Le projet de ligne à Très Haute Tension (THT) n'est pas abandonné. La France paie chaque année des dédomagement à l'Espagne pour non respect de ses engagements de fourniture. Après avoir imaginé un passage par Luchon, puis par l'Ariège et le Val d'Aran ou l'Alt Anéou, le projet se polarise actuellement sur les Pyrénées-Orientales où les actions d'hostilités sont importantes.
- Les opposants à une ligne THT interpellent le président de Catalogne
Prades, 25 août 2004 (AFP)
Une délégation de 70 personnes opposées aux projets de construction d'une ligne électrique à très haute tension (THT) entre la France et l'Espagne ont interpellé mercredi à Prades
(Pyrénées-orientales) le président socialiste de la Generalitat de Catalogne Pascual Maragall, a constaté un journaliste de l'AFP.

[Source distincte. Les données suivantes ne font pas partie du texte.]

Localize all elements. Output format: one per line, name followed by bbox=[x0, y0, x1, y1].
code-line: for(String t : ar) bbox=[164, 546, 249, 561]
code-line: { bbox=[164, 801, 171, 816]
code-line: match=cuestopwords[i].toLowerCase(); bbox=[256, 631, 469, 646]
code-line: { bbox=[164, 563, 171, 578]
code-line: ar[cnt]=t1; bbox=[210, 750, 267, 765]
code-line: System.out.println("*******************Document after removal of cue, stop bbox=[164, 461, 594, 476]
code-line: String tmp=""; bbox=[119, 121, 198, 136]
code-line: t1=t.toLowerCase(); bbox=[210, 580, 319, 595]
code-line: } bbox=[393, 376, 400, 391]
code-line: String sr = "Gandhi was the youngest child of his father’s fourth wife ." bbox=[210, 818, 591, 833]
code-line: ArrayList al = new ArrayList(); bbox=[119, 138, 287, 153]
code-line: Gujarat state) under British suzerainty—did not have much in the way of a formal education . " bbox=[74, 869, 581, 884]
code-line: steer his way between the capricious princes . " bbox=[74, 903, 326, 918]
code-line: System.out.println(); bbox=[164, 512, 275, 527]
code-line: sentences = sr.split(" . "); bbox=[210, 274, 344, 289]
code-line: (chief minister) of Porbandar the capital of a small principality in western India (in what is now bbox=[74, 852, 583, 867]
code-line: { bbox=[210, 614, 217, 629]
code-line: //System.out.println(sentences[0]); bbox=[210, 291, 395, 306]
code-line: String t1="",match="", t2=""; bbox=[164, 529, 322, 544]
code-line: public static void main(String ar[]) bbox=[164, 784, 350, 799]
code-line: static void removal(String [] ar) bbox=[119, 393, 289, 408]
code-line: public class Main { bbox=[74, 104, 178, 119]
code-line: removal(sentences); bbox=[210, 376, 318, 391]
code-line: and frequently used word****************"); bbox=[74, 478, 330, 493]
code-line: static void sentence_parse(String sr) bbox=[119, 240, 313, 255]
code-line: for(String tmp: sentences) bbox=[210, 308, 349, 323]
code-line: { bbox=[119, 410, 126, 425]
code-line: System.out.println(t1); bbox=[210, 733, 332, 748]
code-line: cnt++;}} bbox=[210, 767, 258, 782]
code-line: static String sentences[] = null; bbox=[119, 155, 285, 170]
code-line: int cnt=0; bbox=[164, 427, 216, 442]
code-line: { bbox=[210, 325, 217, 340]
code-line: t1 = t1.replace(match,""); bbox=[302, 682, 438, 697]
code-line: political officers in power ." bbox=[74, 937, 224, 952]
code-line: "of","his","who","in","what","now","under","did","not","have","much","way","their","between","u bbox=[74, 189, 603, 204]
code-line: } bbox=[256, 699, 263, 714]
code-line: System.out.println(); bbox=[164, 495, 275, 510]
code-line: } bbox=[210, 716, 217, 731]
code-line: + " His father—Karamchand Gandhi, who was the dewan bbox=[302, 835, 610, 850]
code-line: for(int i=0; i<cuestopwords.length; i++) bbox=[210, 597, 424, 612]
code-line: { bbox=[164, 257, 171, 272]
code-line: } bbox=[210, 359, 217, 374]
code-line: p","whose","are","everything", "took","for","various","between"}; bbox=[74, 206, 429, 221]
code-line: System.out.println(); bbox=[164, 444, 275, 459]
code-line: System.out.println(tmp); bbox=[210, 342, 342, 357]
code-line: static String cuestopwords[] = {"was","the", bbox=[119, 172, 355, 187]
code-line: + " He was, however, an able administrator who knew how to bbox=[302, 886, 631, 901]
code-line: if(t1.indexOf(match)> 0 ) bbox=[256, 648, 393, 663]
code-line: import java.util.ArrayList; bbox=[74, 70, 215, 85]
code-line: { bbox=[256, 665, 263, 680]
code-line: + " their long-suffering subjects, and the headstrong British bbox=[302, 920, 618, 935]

M. Maragall, qui rendait visite à l'université catalane d'été organisée par diverses associations catalanes, a déclaré à la délégation et à la presse qu'il avait "besoin
d'électricité pour alimenter la Catalogne", mais qu'il était "opposé à un passage aérien et favorable à une ligne enterrée".
"Même enterrée, une ligne de 400.000 volts dénaturerait le paysage car il faudrait réserver une emprise pour sa maintenance et en outre les effets de la THT sur la santé sont très
controversés", a déclaré à l'AFP une de ses responsables, la maire de Saint-Laurent de Cerdans, Isabelle Quintane. "La discussion n'en est qu'à son début. Le projet a été refusé au
Pays basque, dans les Hautes-Pyrénées, nous espérons convaincre M. Maragall qui a été élu dans le cadre d'un pacte avec les Verts notamment, de nous soutenir", a ajouté Mme Quintane.
Le collectif français anti-THT compte sur l'appui des élus locaux de Catalogne dont plusieurs se sont déjà prononcés contre la THT, selon Mme Quintane.